In order to keep up with the demand for more sophisticated services, cell phone companies in both Canada and the U.S. will be, and are, bidding billions of dollars to acquire the spectrum needed to respond to a demanding and increasing body of consumers.
So what would the City of Toronto does the City of Toronto want do in response to this reality, if it had its way? It would restrict the location of towers and limit their height. And why? Simply because a few NIMBY activists don’t want the infrastructure needed to deliver the kinds of high quality and 100% reliable services they want and use located in their neighbourhoods.
The bottom line impact of the kind of restrictions the City and the “say ‘no’ councilors who dominate Council want is that those clear, reliable, high speed services won’t be available everywhere in the City. One has to wonder what one of those NIMBYs will do when they lose a connection to an important business or personal call while driving around the City. They’ll probably call their service provider and complain without even realizing they are the cause of the problem.
Wireless transmission towers are, and will be, as much a part of today’s and tomorrow’s realities as those telephone poles that run up and down many of the streets in the City were years ago. As to the health impacts of the transmissions, there is no concrete proof that they do, or do not, have a negative impact on humans. Just think where our world would be if we had held up every new technology because of a suspected health impact.
The City prides itself on how many lists it gets on that indicate it’s a top-notch, with-it, place to live, work and do business. One emerging, if not de facto, measure of being such a community is the quality, range and reliability of wireless services available. Unless the City takes a different approach, one that is more telecom friendly, its reputation is going to suffer. If Toronto becomes known as a place where wireless services are limited and unreliable, will people want to come to the City as tourists or to attend conventions? As you have correctly noted, in the past and currently, the City has not been, and is not, that friendly when telcos and cablecos want to lay fibre in or across City-owned rights-of-way.

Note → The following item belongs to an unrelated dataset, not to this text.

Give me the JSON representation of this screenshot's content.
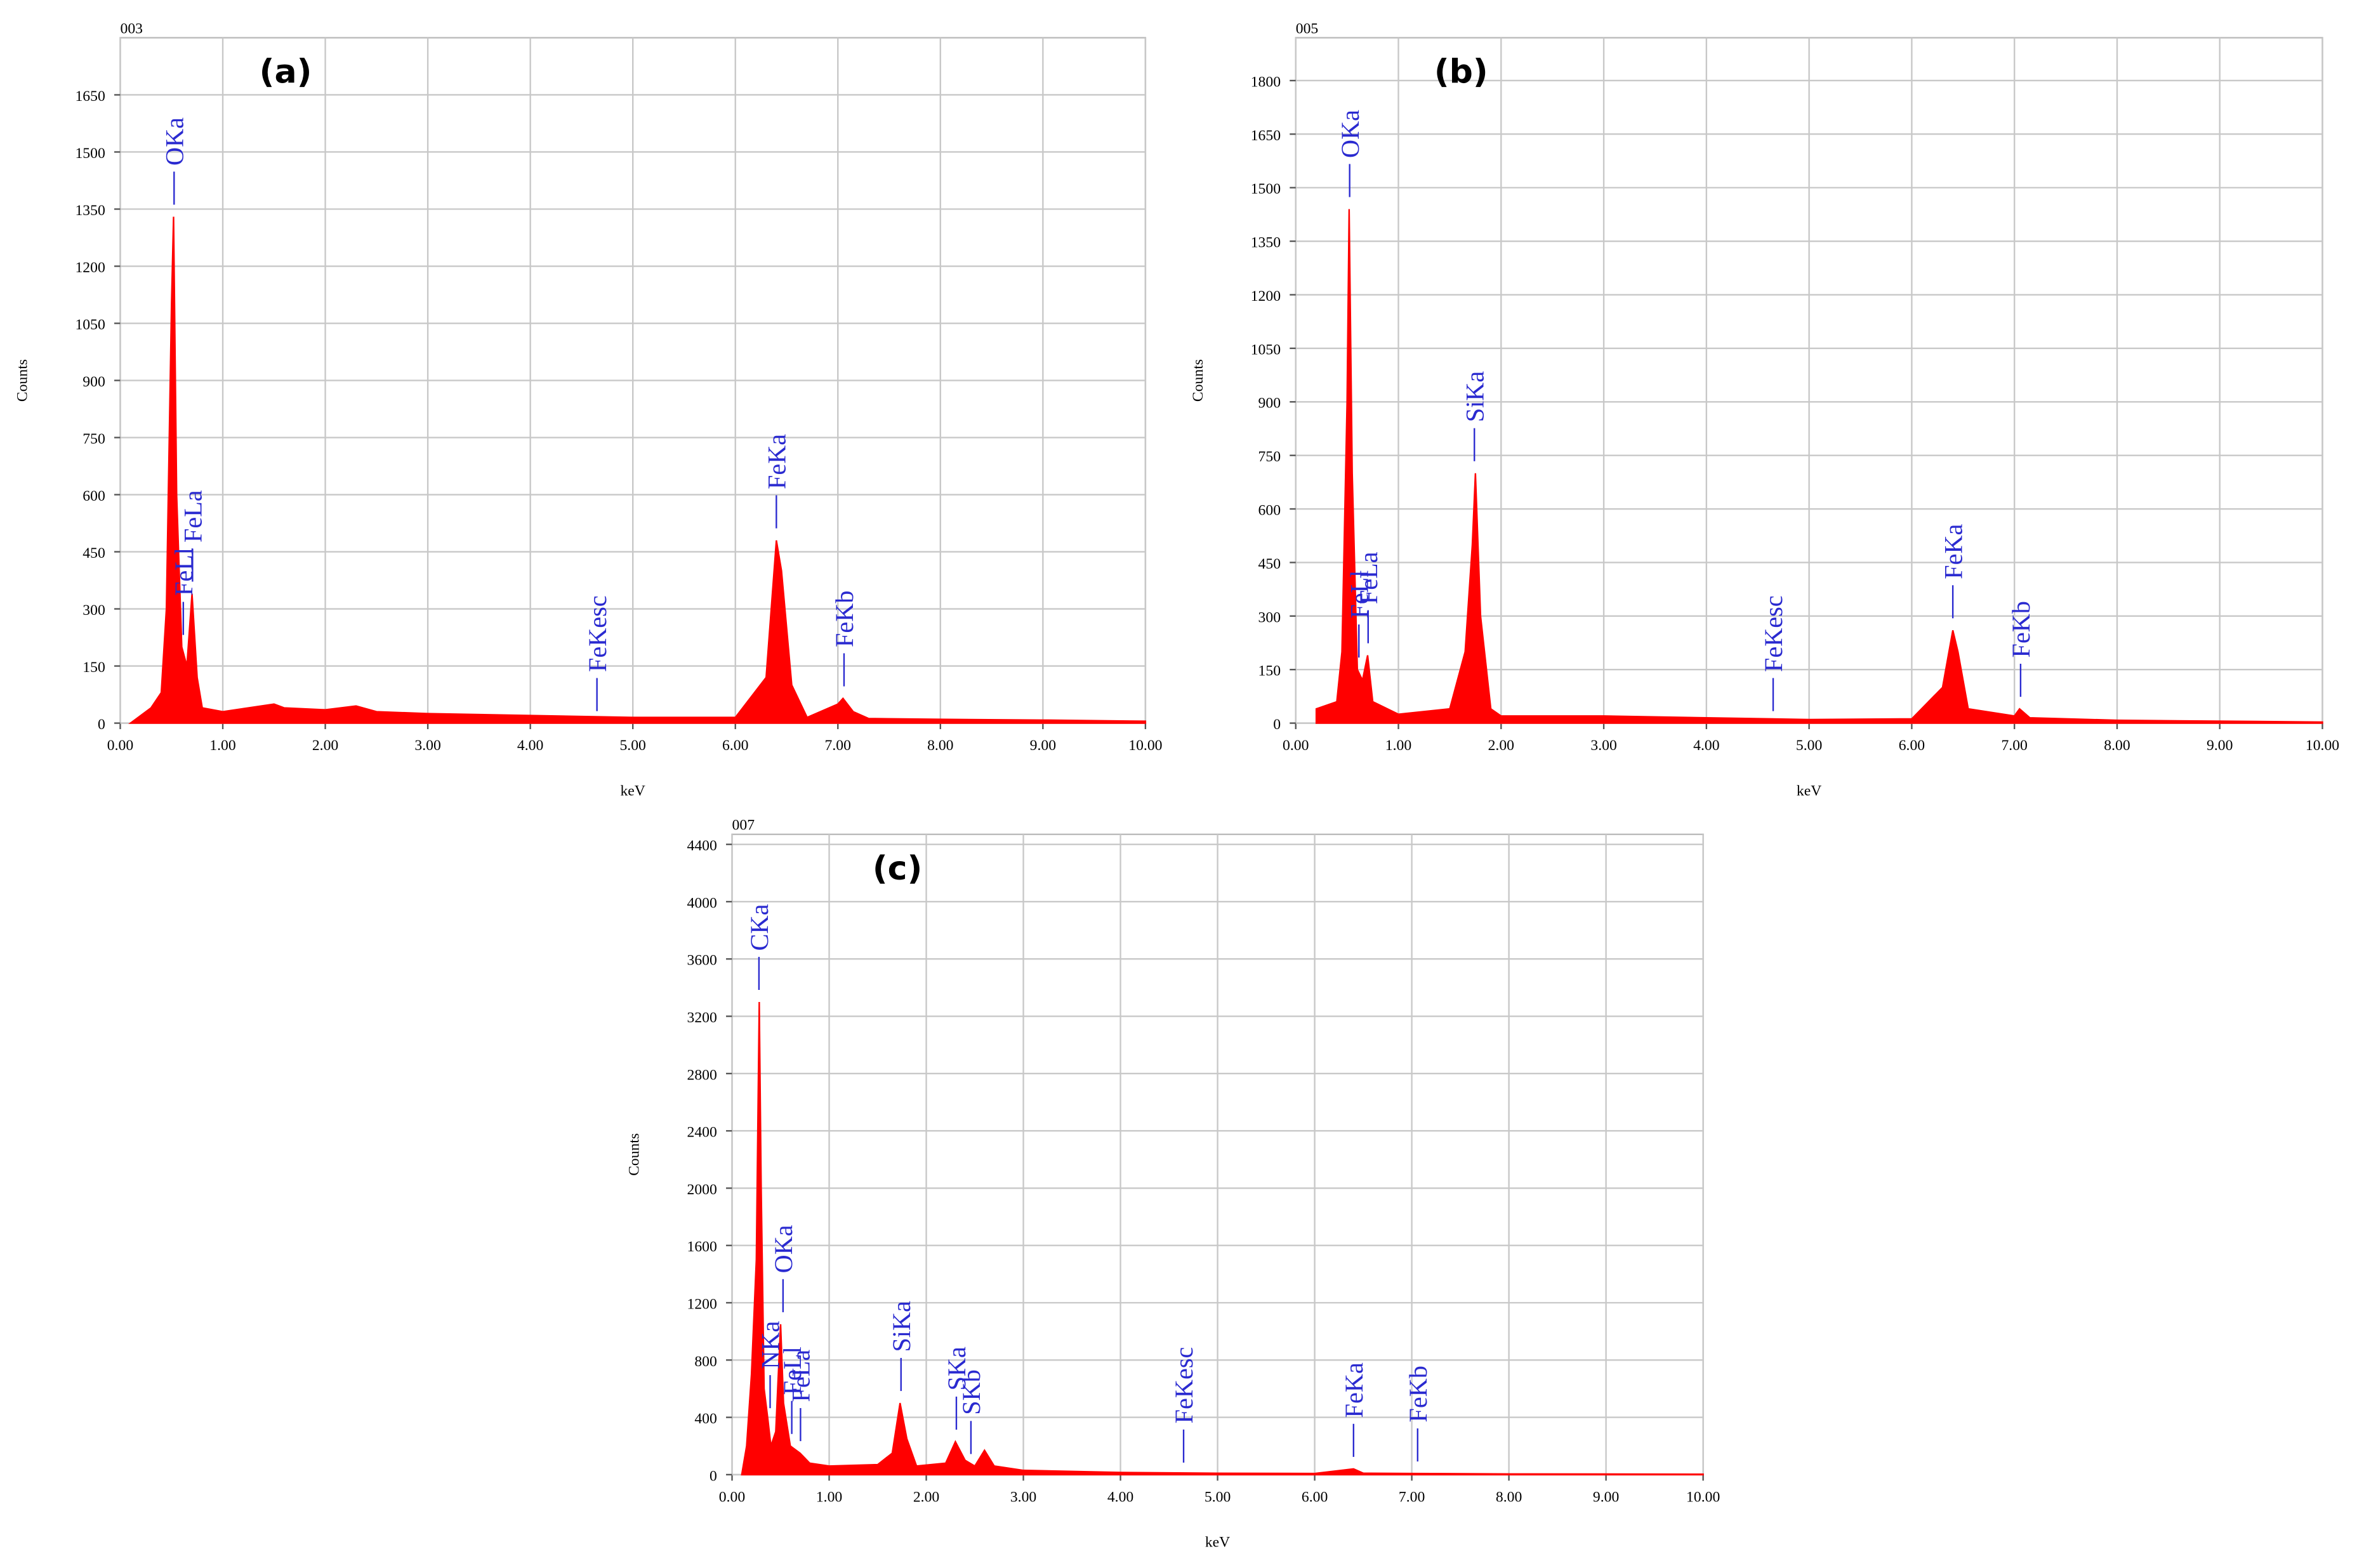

Rather than regulating and saying “no”, the City should sit down with the service providers and talk to them with a view to leveraging their approval against services the City uses or needs and how much it pays for them or, as you say, offer up City-owned sites as alternatives.

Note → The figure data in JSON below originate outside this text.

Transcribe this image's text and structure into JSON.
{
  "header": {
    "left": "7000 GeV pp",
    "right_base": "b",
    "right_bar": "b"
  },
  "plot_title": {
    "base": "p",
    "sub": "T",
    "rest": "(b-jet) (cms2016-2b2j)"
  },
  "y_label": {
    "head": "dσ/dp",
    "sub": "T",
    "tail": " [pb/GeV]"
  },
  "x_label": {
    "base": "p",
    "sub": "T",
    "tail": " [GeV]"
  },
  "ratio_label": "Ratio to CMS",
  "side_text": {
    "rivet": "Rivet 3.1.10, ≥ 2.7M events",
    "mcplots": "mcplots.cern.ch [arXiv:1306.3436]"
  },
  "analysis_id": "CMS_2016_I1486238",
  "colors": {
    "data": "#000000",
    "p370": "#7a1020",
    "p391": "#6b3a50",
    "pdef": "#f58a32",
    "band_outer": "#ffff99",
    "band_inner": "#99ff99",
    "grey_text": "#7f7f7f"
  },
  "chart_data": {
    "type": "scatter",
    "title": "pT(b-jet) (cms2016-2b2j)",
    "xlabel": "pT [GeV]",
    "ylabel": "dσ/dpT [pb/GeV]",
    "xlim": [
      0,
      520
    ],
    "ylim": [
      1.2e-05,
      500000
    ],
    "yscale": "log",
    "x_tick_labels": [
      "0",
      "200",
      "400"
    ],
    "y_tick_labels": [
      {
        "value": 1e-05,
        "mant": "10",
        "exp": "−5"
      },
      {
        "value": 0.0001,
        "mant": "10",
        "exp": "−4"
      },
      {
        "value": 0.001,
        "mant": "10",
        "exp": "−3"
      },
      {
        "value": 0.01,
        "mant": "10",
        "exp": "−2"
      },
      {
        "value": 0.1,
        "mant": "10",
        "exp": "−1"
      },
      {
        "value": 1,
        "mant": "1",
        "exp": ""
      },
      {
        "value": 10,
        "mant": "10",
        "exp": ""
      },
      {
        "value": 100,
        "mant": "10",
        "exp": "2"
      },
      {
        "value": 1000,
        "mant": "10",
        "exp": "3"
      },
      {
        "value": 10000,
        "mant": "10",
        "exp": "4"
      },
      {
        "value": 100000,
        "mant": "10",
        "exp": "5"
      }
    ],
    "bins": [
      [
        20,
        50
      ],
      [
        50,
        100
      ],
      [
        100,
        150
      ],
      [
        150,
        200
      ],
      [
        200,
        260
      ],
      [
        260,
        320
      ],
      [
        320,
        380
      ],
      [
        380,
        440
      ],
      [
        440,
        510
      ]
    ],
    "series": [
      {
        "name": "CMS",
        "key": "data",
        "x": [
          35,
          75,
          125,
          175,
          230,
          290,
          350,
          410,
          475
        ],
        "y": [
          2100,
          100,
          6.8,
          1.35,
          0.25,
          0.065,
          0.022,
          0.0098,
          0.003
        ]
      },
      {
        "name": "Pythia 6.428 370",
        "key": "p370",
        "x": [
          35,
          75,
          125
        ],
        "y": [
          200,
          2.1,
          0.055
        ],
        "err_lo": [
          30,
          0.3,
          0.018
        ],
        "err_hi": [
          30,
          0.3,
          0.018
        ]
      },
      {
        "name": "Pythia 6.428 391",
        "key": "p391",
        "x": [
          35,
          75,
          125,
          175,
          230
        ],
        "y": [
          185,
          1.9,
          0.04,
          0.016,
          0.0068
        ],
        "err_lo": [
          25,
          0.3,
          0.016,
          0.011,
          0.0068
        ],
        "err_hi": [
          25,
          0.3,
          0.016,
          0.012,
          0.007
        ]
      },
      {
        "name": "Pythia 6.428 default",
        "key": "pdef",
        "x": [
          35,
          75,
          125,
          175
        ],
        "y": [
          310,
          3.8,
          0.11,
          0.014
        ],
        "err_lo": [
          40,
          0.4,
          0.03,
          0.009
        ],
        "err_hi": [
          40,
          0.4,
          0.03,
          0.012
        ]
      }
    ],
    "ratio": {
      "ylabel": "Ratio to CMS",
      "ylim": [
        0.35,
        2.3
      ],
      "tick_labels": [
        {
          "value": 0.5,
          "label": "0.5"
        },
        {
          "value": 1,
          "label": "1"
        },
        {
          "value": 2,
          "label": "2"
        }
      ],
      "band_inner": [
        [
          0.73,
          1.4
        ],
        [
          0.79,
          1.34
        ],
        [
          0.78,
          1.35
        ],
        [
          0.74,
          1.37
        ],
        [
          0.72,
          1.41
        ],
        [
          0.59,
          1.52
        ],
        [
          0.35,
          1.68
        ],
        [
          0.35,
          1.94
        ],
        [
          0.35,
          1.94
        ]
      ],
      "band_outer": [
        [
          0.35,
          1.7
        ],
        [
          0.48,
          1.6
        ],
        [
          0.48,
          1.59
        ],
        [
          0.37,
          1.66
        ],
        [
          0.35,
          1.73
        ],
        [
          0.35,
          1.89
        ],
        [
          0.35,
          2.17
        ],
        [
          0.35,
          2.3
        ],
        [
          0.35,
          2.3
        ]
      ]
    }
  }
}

Councilors and the Mayor have to rise up above the urge to react in a knee-jerk fashion every time a few citizens or a community group yells “wolf” and take a look at the potential impact that reaction will have on the City as a whole before acting. If they don’t, the City is going to go nowhere and will continue to wallow in mediocrity.
It’s nice to know that Industry Canada has the ultimate authority in approving the location of cell phone transmission facilities in the City and across the country. At least they can bring a big-picture, balanced and rational perspective to the table.